Two primary points come to mind. The first is simple
thermodynamics (a science which, I might add, is extensively supported by laboratory experiments, although Mozina seems quite happy to ignore the entire discipline). We know that
iron will melt at a temperature of 1811 Kelvins and boil at a temperature of 3134 Kelvins. But we also know that the sun presents us with an equivalent black body temperature of roughly 5800 Kelvins, give or take a few degrees. Since that is already well above the boiling point, one must ponder the rationality of truly expecting a "rigid" surface. Now, I say "equivalent" temperature because what is actually happening is that we see sunlight coming not from a surface, but from a layer about 400 km thick called the
photosphere. The photosphere is much hotter at its base, and much cooler at its top; we see progressively less light from the deeper photosphere because of the opacity of the overlying material, and progressively less light from the cooler upper layers because the photosphere thins out at higher altitudes so there is less stuff and it emits less light. But each level of the photosphere, each temperature layer as we progress from bottom to top, emits its own thermal (black body) radiation. All of those layers combined together show a spectral energy distribution (intensity as a function of wavelength or frequency called an
SED) that is very similar to, but not exactly the same as, a black body SED. For simplicity we can pretend that it is a true single temperature SED and find the best fit temperature to that shape SED, and that's where the 5800 Kelvins comes from.
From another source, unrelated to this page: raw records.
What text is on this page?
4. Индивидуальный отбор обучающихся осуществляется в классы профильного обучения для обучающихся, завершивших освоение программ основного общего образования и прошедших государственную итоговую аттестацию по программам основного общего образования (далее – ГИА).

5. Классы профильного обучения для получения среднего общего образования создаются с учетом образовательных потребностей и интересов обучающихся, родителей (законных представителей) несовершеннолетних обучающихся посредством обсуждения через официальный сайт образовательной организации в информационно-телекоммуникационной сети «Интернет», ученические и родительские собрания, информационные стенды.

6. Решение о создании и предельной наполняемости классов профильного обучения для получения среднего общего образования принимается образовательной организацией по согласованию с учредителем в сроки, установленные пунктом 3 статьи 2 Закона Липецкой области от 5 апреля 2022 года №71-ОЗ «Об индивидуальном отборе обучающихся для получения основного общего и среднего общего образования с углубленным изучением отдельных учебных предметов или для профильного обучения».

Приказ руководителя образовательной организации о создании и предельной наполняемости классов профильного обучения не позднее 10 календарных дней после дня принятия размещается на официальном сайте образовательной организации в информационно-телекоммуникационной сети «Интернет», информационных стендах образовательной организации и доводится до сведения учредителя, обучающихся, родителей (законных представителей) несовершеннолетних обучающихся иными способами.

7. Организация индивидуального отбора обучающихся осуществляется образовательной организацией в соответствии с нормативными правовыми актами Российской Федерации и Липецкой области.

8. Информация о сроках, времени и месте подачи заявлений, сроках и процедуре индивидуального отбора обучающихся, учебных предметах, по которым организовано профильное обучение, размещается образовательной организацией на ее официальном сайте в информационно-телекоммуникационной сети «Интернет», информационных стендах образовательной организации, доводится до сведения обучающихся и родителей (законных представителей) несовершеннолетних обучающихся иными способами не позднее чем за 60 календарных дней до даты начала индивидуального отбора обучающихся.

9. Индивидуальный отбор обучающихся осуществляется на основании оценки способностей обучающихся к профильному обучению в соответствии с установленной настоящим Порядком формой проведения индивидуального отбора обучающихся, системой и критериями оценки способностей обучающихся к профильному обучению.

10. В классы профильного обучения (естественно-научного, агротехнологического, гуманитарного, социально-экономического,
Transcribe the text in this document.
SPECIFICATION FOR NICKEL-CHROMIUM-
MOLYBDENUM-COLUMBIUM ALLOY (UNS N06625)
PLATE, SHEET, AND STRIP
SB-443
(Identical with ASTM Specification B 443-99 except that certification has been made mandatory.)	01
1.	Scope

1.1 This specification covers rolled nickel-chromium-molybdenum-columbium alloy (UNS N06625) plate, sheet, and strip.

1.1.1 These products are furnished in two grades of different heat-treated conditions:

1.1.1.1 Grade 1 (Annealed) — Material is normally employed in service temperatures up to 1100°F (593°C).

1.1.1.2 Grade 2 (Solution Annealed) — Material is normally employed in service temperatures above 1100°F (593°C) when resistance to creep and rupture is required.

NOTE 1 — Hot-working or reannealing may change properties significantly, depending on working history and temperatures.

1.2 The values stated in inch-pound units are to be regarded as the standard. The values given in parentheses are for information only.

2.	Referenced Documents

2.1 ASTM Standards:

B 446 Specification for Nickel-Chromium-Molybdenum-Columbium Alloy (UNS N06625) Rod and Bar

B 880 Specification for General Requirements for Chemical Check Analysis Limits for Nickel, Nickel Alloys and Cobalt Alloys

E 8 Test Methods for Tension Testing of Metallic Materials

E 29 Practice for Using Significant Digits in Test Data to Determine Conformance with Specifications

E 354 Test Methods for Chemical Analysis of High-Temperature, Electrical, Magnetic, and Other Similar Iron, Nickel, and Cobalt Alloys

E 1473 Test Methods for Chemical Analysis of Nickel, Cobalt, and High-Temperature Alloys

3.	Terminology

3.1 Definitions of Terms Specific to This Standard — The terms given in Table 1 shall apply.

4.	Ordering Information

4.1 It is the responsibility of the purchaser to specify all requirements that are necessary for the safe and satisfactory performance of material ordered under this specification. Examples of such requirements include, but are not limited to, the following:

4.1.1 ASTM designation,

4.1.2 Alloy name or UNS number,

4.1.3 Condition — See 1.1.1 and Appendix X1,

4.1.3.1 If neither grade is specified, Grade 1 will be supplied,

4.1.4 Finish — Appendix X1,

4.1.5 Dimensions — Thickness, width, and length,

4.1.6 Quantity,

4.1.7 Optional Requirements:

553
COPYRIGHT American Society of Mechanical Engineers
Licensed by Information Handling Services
The highest temperature at the base of the photosphere is about 9400 Kelvins, and the very coldest temperature, above the top of the photosphere, is about 4400 Kelvins. There is a temperature inversion above that and, just as happens in Earth's atmosphere, the temperature goes up to about 6150 Kelvins at about 1200 km above the base of the photosphere. The coldest temperatures show up in the "dark" umbrae of sunspots, where it drops to about 3700 Kelvins on average. That's still significantly above the boiling temperature for iron, but one might reasonably be excused for thinking that somewhere in some odd sunspot, what with natural variability and all, a temperature might crop up that is actually similar to the boiling temperature. But nobody can be excused for thinking that, in light of this fair knowledge about the solar photosphere, derived from careful
observation I might add, there might be any kind of "solid" or "rigid" (or anything else that does not mean "vapor") surface to the sun. I have explained this repeatedly, but to no avail. There is simply no imaginable way to reconcile any surface made of anything with the observed properties of the solar photosphere, not the least of which is its temperature distribution.
The second point is the relatively recent (last few decades really) science of
helioseismology. Studying the acoustic vibrations of the sun allows the use of
tomography to diagnose the internal structure of the sun (tomography has been a well established technique both for reconstructing the internal details of Earth, and in medial technology for imaging internal organs). We now know that the internal structure of the sun differs only in minor ways from astrophysical models that existed before helioseismological tomography was available. That is a resounding success for the standard solar models and a dismal failure for the
Mozina solar models, which helioseismology solidly rules out (although he will tell you he thinks otherwise, it is because he not surprisingly does not understand helioseismology at any level).
It is important to realize hoe deep
Mozina's self-deception runs. He has set himself up as a maverick opposed to literally every branch of modern science. His ideas don't just fail the test of standard thermodynamics but also fail the test of plasma physics and electromagnetism, in which areas he falsely claims his ideas are superior to standard physics. The most efficient way to learn from discussions with
Mozina is to assume that literally
everything he says is not possible and have confidence that the opposite of what he says is the real truth. That might occasionally lead you astray, but not much.